But that is the thing: whereas the traditionally Christian countries of the West always point the fingers at themselves first and foremost, Muslims hardly ever criticize their own, preferring to find faults with other people. That moral difference is, among many others, due to the gulf between our different roots: Christianity and Islam.
We’ll hear a lot of talk on how drones have the effect of radicalizing young Muslims and similar inanities. All they need to get radicalized and become jihadists is not drones, but a good copy of the Quran and, if they are illiterate, someone to read it to them.
Throughout the last decades there has always been a purported “reason” why Muslims became terrorists, except the real one: their pseudo-religion.

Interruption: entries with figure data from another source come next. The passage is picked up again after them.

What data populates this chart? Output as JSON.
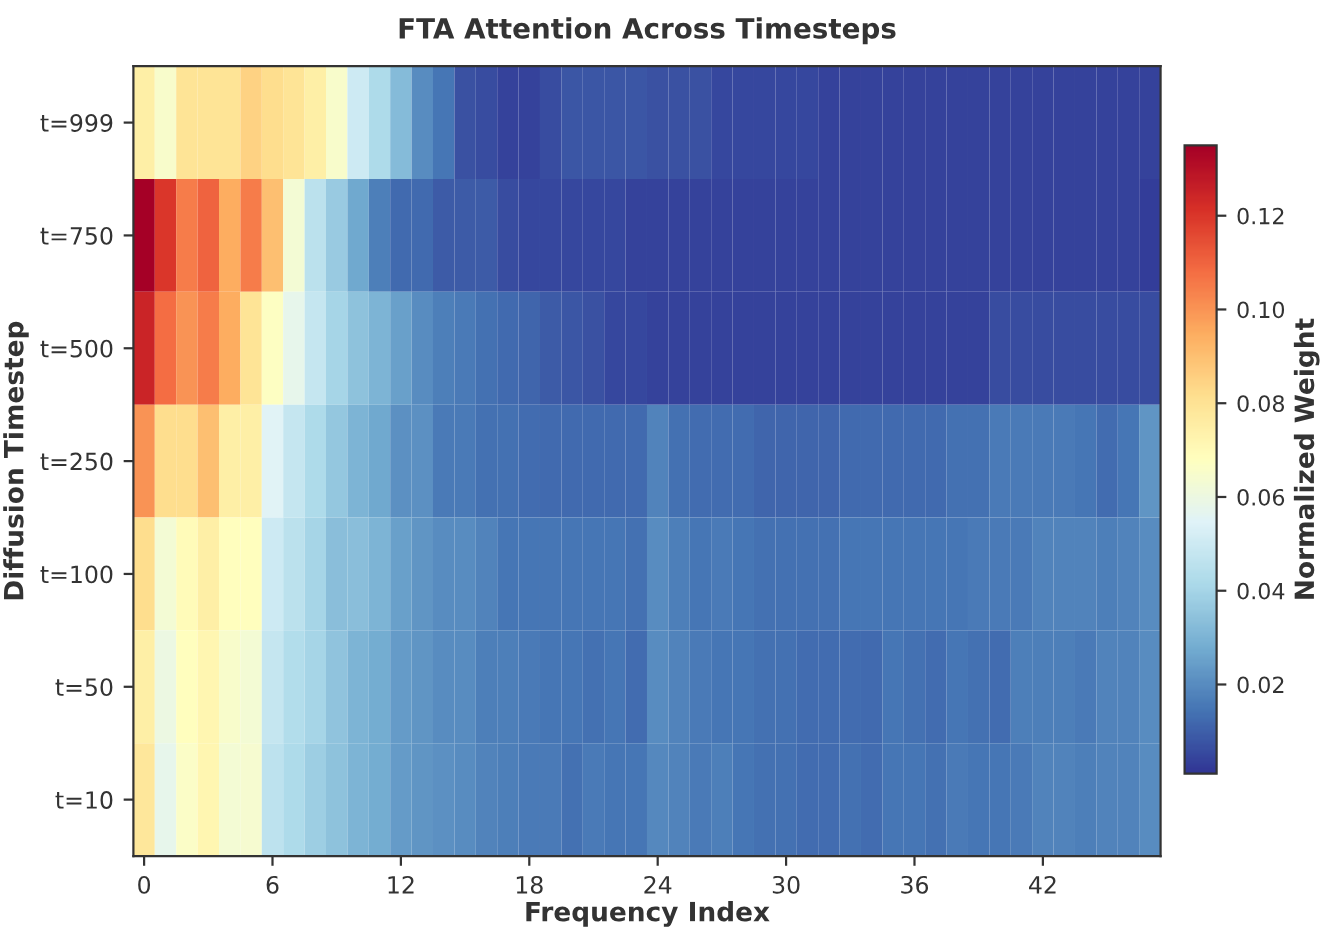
{
  "chart_data": {
    "type": "heatmap",
    "title": "FTA Attention Across Timesteps",
    "xlabel": "Frequency Index",
    "ylabel": "Diffusion Timestep",
    "clabel": "Normalized Weight",
    "categories": [
      "0",
      null,
      null,
      null,
      null,
      null,
      "6",
      null,
      null,
      null,
      null,
      null,
      "12",
      null,
      null,
      null,
      null,
      null,
      "18",
      null,
      null,
      null,
      null,
      null,
      "24",
      null,
      null,
      null,
      null,
      null,
      "30",
      null,
      null,
      null,
      null,
      null,
      "36",
      null,
      null,
      null,
      null,
      null,
      "42",
      null,
      null,
      null,
      null,
      null
    ],
    "y_categories": [
      "t=999",
      "t=750",
      "t=500",
      "t=250",
      "t=100",
      "t=50",
      "t=10"
    ],
    "cells": [
      [
        0.075,
        0.065,
        0.08,
        0.08,
        0.08,
        0.085,
        0.082,
        0.08,
        0.075,
        0.065,
        0.05,
        0.042,
        0.032,
        0.02,
        0.015,
        0.007,
        0.006,
        0.004,
        0.004,
        0.006,
        0.008,
        0.008,
        0.008,
        0.008,
        0.007,
        0.007,
        0.007,
        0.005,
        0.005,
        0.005,
        0.005,
        0.005,
        0.004,
        0.004,
        0.004,
        0.004,
        0.004,
        0.004,
        0.004,
        0.004,
        0.004,
        0.004,
        0.004,
        0.004,
        0.004,
        0.004,
        0.004,
        0.004
      ],
      [
        0.135,
        0.12,
        0.105,
        0.11,
        0.095,
        0.105,
        0.09,
        0.063,
        0.045,
        0.037,
        0.027,
        0.017,
        0.012,
        0.012,
        0.009,
        0.009,
        0.009,
        0.006,
        0.005,
        0.005,
        0.005,
        0.005,
        0.005,
        0.004,
        0.004,
        0.004,
        0.004,
        0.004,
        0.004,
        0.004,
        0.004,
        0.004,
        0.004,
        0.004,
        0.004,
        0.004,
        0.004,
        0.004,
        0.004,
        0.004,
        0.004,
        0.004,
        0.004,
        0.004,
        0.004,
        0.004,
        0.004,
        0.003
      ],
      [
        0.125,
        0.108,
        0.1,
        0.105,
        0.095,
        0.08,
        0.067,
        0.058,
        0.048,
        0.04,
        0.034,
        0.03,
        0.025,
        0.02,
        0.017,
        0.016,
        0.014,
        0.012,
        0.011,
        0.009,
        0.008,
        0.007,
        0.005,
        0.005,
        0.004,
        0.004,
        0.004,
        0.004,
        0.004,
        0.004,
        0.004,
        0.004,
        0.004,
        0.004,
        0.004,
        0.004,
        0.004,
        0.004,
        0.004,
        0.004,
        0.006,
        0.006,
        0.006,
        0.006,
        0.006,
        0.006,
        0.006,
        0.006
      ],
      [
        0.1,
        0.082,
        0.082,
        0.09,
        0.075,
        0.075,
        0.055,
        0.048,
        0.042,
        0.036,
        0.03,
        0.027,
        0.021,
        0.021,
        0.016,
        0.016,
        0.014,
        0.014,
        0.013,
        0.012,
        0.012,
        0.012,
        0.012,
        0.012,
        0.018,
        0.014,
        0.013,
        0.013,
        0.013,
        0.011,
        0.011,
        0.011,
        0.011,
        0.012,
        0.012,
        0.012,
        0.012,
        0.012,
        0.014,
        0.014,
        0.016,
        0.016,
        0.016,
        0.016,
        0.015,
        0.013,
        0.015,
        0.022
      ],
      [
        0.082,
        0.063,
        0.07,
        0.075,
        0.068,
        0.068,
        0.05,
        0.045,
        0.04,
        0.033,
        0.033,
        0.03,
        0.025,
        0.022,
        0.02,
        0.02,
        0.018,
        0.015,
        0.015,
        0.015,
        0.015,
        0.015,
        0.015,
        0.014,
        0.02,
        0.017,
        0.015,
        0.016,
        0.015,
        0.014,
        0.014,
        0.014,
        0.014,
        0.015,
        0.015,
        0.015,
        0.015,
        0.015,
        0.015,
        0.016,
        0.016,
        0.016,
        0.018,
        0.018,
        0.018,
        0.017,
        0.018,
        0.02
      ],
      [
        0.075,
        0.06,
        0.068,
        0.072,
        0.065,
        0.063,
        0.048,
        0.043,
        0.04,
        0.035,
        0.03,
        0.028,
        0.024,
        0.022,
        0.02,
        0.02,
        0.017,
        0.017,
        0.016,
        0.015,
        0.015,
        0.014,
        0.015,
        0.013,
        0.02,
        0.018,
        0.016,
        0.015,
        0.015,
        0.014,
        0.014,
        0.013,
        0.013,
        0.013,
        0.012,
        0.015,
        0.014,
        0.013,
        0.015,
        0.014,
        0.013,
        0.017,
        0.017,
        0.017,
        0.016,
        0.018,
        0.018,
        0.02
      ],
      [
        0.078,
        0.058,
        0.066,
        0.072,
        0.063,
        0.064,
        0.046,
        0.042,
        0.038,
        0.034,
        0.03,
        0.028,
        0.024,
        0.022,
        0.021,
        0.02,
        0.018,
        0.017,
        0.016,
        0.016,
        0.014,
        0.016,
        0.015,
        0.015,
        0.019,
        0.018,
        0.016,
        0.017,
        0.015,
        0.014,
        0.014,
        0.013,
        0.013,
        0.014,
        0.013,
        0.015,
        0.015,
        0.014,
        0.016,
        0.015,
        0.015,
        0.016,
        0.018,
        0.018,
        0.017,
        0.018,
        0.018,
        0.02
      ]
    ],
    "clim": [
      0.001,
      0.135
    ],
    "cticks": [
      0.02,
      0.04,
      0.06,
      0.08,
      {
        "value": 0.1,
        "label": "0.10"
      },
      0.12
    ]
  }
}
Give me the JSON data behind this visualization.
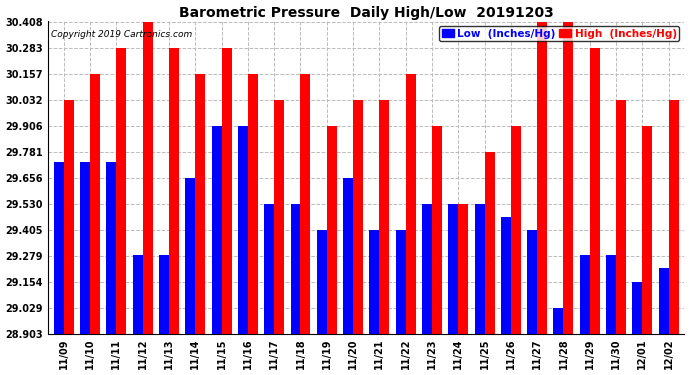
{
  "title": "Barometric Pressure  Daily High/Low  20191203",
  "copyright": "Copyright 2019 Cartronics.com",
  "legend_low": "Low  (Inches/Hg)",
  "legend_high": "High  (Inches/Hg)",
  "dates": [
    "11/09",
    "11/10",
    "11/11",
    "11/12",
    "11/13",
    "11/14",
    "11/15",
    "11/16",
    "11/17",
    "11/18",
    "11/19",
    "11/20",
    "11/21",
    "11/22",
    "11/23",
    "11/24",
    "11/25",
    "11/26",
    "11/27",
    "11/28",
    "11/29",
    "11/30",
    "12/01",
    "12/02"
  ],
  "low": [
    29.73,
    29.73,
    29.73,
    29.283,
    29.283,
    29.656,
    29.906,
    29.906,
    29.53,
    29.53,
    29.405,
    29.656,
    29.405,
    29.405,
    29.53,
    29.53,
    29.53,
    29.467,
    29.405,
    29.029,
    29.283,
    29.283,
    29.154,
    29.22
  ],
  "high": [
    30.032,
    30.157,
    30.283,
    30.408,
    30.283,
    30.157,
    30.283,
    30.157,
    30.032,
    30.157,
    29.906,
    30.032,
    30.032,
    30.157,
    29.906,
    29.53,
    29.781,
    29.906,
    30.408,
    30.408,
    30.283,
    30.032,
    29.906,
    30.032
  ],
  "ylim_min": 28.903,
  "ylim_max": 30.408,
  "yticks": [
    28.903,
    29.029,
    29.154,
    29.279,
    29.405,
    29.53,
    29.656,
    29.781,
    29.906,
    30.032,
    30.157,
    30.283,
    30.408
  ],
  "bar_width": 0.38,
  "low_color": "#0000ff",
  "high_color": "#ff0000",
  "bg_color": "#ffffff",
  "grid_color": "#bbbbbb",
  "title_fontsize": 10,
  "tick_fontsize": 7,
  "legend_fontsize": 7.5
}
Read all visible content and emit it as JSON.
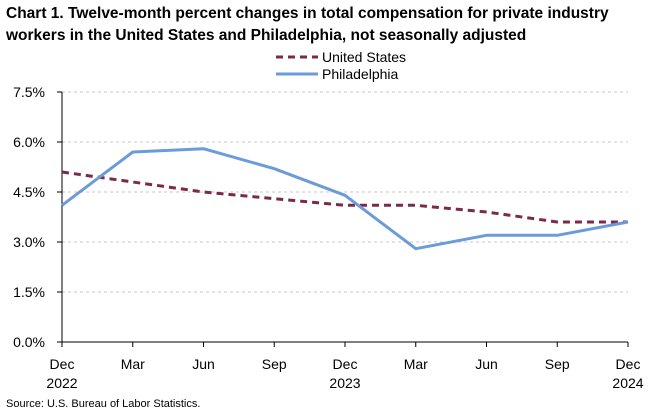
{
  "chart_data": {
    "type": "line",
    "title": "Chart 1. Twelve-month percent changes in total compensation for private industry workers in the United States and Philadelphia, not seasonally adjusted",
    "categories": [
      "Dec",
      "Mar",
      "Jun",
      "Sep",
      "Dec",
      "Mar",
      "Jun",
      "Sep",
      "Dec"
    ],
    "category_years": [
      "2022",
      "",
      "",
      "",
      "2023",
      "",
      "",
      "",
      "2024"
    ],
    "ylim": [
      0,
      7.5
    ],
    "yticks": [
      "0.0%",
      "1.5%",
      "3.0%",
      "4.5%",
      "6.0%",
      "7.5%"
    ],
    "ytick_values": [
      0,
      1.5,
      3.0,
      4.5,
      6.0,
      7.5
    ],
    "grid": true,
    "legend_position": "top-center",
    "series": [
      {
        "name": "United States",
        "style": "dashed",
        "color": "#7b2a4a",
        "values": [
          5.1,
          4.8,
          4.5,
          4.3,
          4.1,
          4.1,
          3.9,
          3.6,
          3.6
        ]
      },
      {
        "name": "Philadelphia",
        "style": "solid",
        "color": "#6b9bd8",
        "values": [
          4.1,
          5.7,
          5.8,
          5.2,
          4.4,
          2.8,
          3.2,
          3.2,
          3.6
        ]
      }
    ],
    "source": "Source: U.S. Bureau of Labor Statistics."
  }
}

Let’s get a clear insight from the horse’s mouth. In the article I was a fanatic… I know their thinking, says former radical Islamist, former British jihadist Hassan Butt candidly explains the “double-talk” used by Islamists. To us, the enemy, they use the propaganda of Muslim tit for Western tat, retaliation for what we supposedly did to them. But in reality the hostility towards the kuffars (highly derogatory Arabic term for non-Muslims) is eternally founded on Islamic theology and does not require pretexts or excuses.
This auto-biographical article is precious because it is one of the few instances in which Islamists tell the truth to us infidels.
Butt wrote after the London and Glasgow terrorist plots:
I remember how we used to laugh in celebration whenever people on TV proclaimed that the sole cause for Islamic acts of terror like 9/11, the Madrid bombings and 7/7 was Western foreign policy.And he’d be laughing again now, hearing that CIA drones are the new excuse du jour.
By blaming the Government for our actions, those who pushed this “Blair’s bombs” line did our propaganda work for us.
More important, they also helped to draw away any critical examination from the real engine of our violence: Islamic theology.
The attempts to cause mass destruction in London and Glasgow are so reminiscent of other recent British Islamic extremist plots that they are likely to have been carried out by my former peers.
And as with previous terror attacks, people are again saying that violence carried out by Muslims is all to do with foreign policy.
For example, on Saturday on Radio 4′s Today programme, the Mayor of London, Ken Livingstone, said: “What all our intelligence shows about the opinions of disaffected young Muslims is the main driving force is not Afghanistan, it is mainly Iraq.”
I left the British Jihadi Network in February 2006 because I realised that its members had simply become mindless killers. But if I were still fighting for their cause, I’d be laughing once again.